Tuesday, November 10, 2020

Rebuplic vs CA (G.R. No. 144057) [Case Digest]

 

Rebuplic vs CA

G.R. No. 144057

G-one Paisones

 

Image from: The Summit Express


BAR 2014

 

Facts:

Corazon Naguit  filed with the MCTC of Ibajay-Nabas, Aklan, a petition for registration of title of a parcel of land situated in Brgy. Union, Nabas, Aklan. The application seeks judicial confirmation of respondent’s imperfect title over the aforesaid land.

The public prosecutor, appearing for the government, and Jose Angeles, representing the heirs of Rustico Angeles, opposed the petition. The evidence on record reveals that the subject parcel of land was originally declared for taxation purposes in the name of Ramon Urbano (Urbano) in 1945 until 1991.

On July 9, 1992, Urbano executed a Deed of Quitclaim in favor of the heirs of Honorato Maming (Maming), wherein he renounced all his rights to the subject property and confirmed the sale made by his father to Maming sometime in 1955 or 1956. The heirs of Maming executed a deed of absolute sale in favor of respondent Naguit who thereupon started occupying the same. Naguit and her predecessors-in-interest have occupied the land openly and in the concept of owner without any objection from any private person or even the government until she filed her application for registration.

MCTC rendered a decision ordering that the subject parcel be brought under the operation of the Property Registration Decree or Presidential Decree (P.D.) No. 1529 and that the title thereto registered and confirmed in the name of Naguit.

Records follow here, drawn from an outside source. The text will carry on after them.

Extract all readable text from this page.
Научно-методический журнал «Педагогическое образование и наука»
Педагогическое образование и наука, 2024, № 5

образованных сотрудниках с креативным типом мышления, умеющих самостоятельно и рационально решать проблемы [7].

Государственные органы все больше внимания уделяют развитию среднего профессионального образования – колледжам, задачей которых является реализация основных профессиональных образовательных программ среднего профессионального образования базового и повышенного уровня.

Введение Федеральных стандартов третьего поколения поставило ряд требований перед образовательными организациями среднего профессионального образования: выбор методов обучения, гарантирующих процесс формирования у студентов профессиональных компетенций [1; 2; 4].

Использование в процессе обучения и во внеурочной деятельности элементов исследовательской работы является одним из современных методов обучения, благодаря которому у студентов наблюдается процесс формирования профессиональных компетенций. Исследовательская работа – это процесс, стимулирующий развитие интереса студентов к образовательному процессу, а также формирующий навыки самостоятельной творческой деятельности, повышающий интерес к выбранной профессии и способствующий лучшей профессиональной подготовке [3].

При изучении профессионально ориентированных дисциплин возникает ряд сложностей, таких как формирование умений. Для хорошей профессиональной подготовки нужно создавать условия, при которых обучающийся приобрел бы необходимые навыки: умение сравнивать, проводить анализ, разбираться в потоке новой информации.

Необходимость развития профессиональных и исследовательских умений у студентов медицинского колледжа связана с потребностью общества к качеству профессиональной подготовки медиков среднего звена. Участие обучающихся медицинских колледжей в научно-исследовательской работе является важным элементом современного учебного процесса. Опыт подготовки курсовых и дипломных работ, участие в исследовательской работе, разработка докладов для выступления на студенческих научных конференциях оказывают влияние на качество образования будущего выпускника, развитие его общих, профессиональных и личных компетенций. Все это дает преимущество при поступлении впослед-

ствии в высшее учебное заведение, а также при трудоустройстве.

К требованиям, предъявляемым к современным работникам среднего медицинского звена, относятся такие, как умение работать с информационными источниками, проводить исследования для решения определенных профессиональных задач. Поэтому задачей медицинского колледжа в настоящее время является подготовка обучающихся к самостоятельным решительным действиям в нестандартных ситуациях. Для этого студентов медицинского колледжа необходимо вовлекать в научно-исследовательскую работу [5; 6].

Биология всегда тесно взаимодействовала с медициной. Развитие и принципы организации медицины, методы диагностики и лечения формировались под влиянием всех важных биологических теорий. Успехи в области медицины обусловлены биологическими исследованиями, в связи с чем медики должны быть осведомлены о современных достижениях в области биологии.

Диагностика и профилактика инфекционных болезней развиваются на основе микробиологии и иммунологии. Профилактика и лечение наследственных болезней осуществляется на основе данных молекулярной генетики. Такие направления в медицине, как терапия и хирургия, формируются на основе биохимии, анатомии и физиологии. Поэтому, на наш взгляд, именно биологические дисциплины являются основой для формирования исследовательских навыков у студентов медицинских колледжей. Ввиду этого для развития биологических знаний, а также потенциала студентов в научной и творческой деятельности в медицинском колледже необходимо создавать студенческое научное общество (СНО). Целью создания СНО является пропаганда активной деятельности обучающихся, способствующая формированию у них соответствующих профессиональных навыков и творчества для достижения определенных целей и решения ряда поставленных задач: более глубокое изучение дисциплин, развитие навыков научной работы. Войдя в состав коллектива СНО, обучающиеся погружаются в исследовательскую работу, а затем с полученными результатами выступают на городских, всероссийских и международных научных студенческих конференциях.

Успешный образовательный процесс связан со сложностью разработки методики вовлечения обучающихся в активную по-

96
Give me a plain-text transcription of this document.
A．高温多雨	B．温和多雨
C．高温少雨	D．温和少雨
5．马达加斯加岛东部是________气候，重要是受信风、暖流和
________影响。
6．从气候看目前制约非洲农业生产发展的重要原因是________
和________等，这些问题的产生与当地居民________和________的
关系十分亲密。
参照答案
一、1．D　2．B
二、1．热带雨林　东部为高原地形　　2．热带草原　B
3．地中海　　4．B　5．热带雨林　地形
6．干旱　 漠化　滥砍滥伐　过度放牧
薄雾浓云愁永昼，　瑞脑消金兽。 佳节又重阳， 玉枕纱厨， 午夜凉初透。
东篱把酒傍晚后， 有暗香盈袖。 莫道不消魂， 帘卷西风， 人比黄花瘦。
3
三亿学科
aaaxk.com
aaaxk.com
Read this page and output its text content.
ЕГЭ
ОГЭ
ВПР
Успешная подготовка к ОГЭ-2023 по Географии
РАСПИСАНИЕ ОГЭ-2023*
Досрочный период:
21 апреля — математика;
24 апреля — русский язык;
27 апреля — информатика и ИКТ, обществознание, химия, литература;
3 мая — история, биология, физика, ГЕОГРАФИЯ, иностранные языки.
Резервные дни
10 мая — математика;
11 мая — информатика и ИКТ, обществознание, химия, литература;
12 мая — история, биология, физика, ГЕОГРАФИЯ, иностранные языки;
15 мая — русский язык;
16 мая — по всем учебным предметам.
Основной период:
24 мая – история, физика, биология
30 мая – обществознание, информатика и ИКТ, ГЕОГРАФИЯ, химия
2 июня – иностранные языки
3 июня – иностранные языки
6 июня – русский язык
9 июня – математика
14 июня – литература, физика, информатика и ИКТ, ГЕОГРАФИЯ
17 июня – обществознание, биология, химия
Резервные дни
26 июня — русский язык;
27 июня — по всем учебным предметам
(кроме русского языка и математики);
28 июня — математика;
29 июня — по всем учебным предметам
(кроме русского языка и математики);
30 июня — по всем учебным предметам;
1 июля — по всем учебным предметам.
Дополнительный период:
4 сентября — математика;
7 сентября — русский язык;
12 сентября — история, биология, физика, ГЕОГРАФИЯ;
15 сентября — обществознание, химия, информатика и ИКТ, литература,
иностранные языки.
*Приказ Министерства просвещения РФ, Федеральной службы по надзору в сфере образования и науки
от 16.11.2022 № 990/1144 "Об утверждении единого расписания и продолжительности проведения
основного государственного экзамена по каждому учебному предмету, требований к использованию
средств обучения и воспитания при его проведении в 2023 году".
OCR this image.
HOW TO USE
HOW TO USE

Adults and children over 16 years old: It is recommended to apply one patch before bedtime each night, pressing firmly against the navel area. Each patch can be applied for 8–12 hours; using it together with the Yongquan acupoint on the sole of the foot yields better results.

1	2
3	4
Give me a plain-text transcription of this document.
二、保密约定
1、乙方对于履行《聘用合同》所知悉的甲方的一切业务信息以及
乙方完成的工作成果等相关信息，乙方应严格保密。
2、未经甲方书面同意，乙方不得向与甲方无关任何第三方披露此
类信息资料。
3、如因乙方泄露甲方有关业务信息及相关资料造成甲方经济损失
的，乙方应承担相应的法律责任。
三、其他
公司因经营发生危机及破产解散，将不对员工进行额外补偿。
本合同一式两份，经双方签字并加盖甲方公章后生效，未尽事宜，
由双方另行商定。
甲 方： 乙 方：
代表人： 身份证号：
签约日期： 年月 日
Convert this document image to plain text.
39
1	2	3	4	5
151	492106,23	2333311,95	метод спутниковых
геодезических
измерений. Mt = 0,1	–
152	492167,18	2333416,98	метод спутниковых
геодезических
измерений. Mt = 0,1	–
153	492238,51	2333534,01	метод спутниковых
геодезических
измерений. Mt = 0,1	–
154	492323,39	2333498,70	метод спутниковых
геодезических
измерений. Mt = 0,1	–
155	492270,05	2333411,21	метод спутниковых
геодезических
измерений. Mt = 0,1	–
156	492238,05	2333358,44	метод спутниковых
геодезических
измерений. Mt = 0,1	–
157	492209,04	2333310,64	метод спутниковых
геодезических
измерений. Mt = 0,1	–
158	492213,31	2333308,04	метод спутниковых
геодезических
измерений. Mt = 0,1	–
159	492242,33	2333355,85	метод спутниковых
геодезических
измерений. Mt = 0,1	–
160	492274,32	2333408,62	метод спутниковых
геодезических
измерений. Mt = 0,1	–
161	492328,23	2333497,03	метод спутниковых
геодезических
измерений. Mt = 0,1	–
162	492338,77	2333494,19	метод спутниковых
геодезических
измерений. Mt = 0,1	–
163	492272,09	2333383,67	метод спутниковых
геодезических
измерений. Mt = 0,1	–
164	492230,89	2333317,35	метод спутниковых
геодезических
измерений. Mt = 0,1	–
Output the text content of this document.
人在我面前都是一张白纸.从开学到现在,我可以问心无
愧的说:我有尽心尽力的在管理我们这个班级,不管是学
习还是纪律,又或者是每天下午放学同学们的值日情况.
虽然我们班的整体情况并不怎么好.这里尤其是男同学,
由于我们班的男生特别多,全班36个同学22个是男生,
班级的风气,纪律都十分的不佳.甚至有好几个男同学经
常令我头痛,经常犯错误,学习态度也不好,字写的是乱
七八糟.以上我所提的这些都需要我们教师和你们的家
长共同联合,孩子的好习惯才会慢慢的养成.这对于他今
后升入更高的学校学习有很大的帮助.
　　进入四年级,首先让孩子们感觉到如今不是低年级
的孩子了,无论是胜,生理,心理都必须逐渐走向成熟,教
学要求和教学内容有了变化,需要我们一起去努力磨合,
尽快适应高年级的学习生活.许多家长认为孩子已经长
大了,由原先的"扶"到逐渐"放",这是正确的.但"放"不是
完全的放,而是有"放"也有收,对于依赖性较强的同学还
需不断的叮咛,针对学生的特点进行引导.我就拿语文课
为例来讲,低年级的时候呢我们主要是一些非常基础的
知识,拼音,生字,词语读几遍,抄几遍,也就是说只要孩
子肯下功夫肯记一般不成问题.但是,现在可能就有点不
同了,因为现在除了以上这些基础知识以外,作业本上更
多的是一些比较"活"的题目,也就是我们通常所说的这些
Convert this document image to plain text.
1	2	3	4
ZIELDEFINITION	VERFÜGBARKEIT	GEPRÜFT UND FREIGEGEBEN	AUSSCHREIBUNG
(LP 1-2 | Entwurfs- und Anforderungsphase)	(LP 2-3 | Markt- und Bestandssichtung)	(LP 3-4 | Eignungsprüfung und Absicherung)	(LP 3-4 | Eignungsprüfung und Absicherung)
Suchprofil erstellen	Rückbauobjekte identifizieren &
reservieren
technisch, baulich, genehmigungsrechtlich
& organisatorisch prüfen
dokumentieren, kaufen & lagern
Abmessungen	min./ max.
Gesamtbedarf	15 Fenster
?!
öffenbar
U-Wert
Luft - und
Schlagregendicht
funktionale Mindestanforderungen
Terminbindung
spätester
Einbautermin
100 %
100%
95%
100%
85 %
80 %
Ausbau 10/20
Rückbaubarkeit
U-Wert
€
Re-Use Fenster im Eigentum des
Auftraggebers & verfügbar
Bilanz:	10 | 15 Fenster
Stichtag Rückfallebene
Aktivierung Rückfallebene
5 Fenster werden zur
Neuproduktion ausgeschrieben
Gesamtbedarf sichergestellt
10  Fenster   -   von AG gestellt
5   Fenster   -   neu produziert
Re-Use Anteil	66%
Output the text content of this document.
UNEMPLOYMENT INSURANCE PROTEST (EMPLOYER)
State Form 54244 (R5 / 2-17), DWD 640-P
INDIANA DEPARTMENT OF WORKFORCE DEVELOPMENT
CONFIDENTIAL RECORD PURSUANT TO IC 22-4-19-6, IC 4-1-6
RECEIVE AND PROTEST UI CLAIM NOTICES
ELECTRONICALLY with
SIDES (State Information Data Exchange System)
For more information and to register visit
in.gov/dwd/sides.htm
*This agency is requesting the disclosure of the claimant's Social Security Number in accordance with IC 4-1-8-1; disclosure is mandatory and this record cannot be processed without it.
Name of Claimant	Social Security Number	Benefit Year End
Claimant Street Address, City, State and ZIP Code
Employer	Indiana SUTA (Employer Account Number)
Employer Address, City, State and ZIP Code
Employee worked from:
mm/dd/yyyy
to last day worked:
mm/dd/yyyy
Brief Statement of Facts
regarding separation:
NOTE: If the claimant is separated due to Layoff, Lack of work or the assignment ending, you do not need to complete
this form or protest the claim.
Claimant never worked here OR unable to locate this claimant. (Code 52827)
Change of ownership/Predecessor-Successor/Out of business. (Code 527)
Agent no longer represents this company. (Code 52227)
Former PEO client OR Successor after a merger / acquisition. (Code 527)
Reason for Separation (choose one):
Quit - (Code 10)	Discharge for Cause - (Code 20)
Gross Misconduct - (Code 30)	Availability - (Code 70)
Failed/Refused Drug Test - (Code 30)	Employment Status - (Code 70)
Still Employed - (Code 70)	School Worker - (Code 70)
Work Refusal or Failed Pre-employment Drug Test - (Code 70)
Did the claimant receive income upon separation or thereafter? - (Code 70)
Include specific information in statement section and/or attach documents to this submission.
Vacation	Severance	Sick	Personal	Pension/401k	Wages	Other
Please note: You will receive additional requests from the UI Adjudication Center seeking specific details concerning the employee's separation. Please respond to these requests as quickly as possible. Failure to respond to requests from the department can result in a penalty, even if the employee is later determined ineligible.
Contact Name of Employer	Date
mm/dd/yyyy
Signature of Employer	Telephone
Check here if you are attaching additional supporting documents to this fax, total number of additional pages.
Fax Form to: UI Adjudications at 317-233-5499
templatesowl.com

The Office of the Solicitor General (OSG), filed a motion for reconsideration. The OSG stressed that the land applied for was declared alienable and disposable only on October 15, 1980. MCTC denied the motion for reconsideration. RTC dismissed the appeal made by the Republic. CA affirmed in toto the assailed decision of the RTC.

 

Issue:

Whether or not there is no need for the government’s prior release of the subject lot from the public domain before it can be considered alienable or disposable within the meaning of P.D. No. 1529.

 

Held:

Yes.

 

Ratio:

This reading aligns conformably with our holding in Republic v. Court of Appeals [G.R. No. 127060, 19 November 2002, 392 SCRA 190.] . Therein, the Court noted that "to prove that the land subject of an application for registration is alienable, an applicant must establish the existence of a positive act of the government such as a presidential proclamation or an executive order; an administrative action; investigation reports of Bureau of Lands investigators; and a legislative act or a statute."15 In that case, the subject land had been certified by the DENR as alienable and disposable in 1980, thus the Court concluded that the alienable status of the land, compounded by the established fact that therein respondents had occupied the land even before 1927, sufficed to allow the application for registration of the said property. In the case at bar, even the petitioner admits that the subject property was released and certified as within alienable and disposable zone in 1980 by the DENR.

Prescription is one of the modes of acquiring ownership under the Civil Code. There is a consistent jurisprudential rule that properties classified as alienable public land may be converted into private property by reason of open, continuous and exclusive possession of at least thirty (30) years. With such conversion, such property may now fall within the contemplation of "private lands" under Section 14(2), and thus susceptible to registration by those who have acquired ownership through prescription. Thus, even if possession of the alienable public land commenced on a date later than June 12, 1945, and such possession being been open, continuous and exclusive, then the possessor may have the right to register the land by virtue of Section 14(2) of the Property Registration Decree.